= Israel Narodiczky =

Israel Narodiczky (4 October 1874, Zhitomir-4 October 1942 London) was a prominent Yiddish bookseller, publisher and printer active in the East End of London in the first half of the twentieth century. He had a traditional Rabbinic education at the Volozhin Yeshiva, but also became a skilled typesetter before leaving Imperial Russia to settle in London in 1896. Here he established a family bookselling and printing business in Whitechapel, printing a range of Zionist, socialist and anarchist publications. He also used the imprint Narod Press. This brought him in to contact with a broad range of writers and political activists. After his death in 1942, both Narod Press and the printing business was run by one of his sons.

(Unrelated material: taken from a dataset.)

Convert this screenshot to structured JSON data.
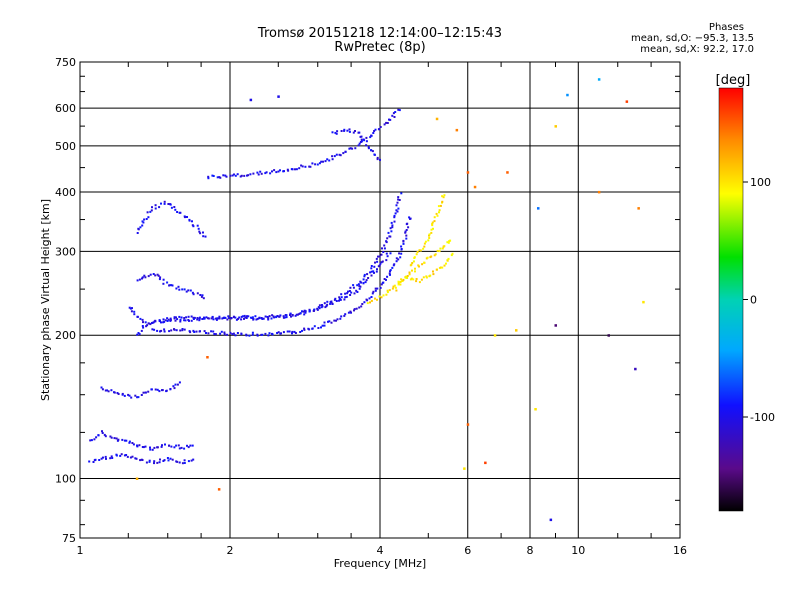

==Early life in Imperial Russia==
Along with Vilnius located to the north in Lithuania, Zhitomir was created by the Imperial authorities as a centre for Jewish life to the south in Ukraine. by the mid nineteenth century it had become a major centre of Jewish printing in both Hebrew and Yiddish. Both Narodiczky and the poet Hayim Nahman Bialik attended the Volozhin Yeshiva in Vilnius from 1888 until his closure in 1891 following the implementation of imperial regulation. Around that time, Narodicsky sent a copy of Bialik's first poem, "El ha-Tzippor", to Yehoshua Hana Rawnitzki, editor of Pardes, where it was published in 1892.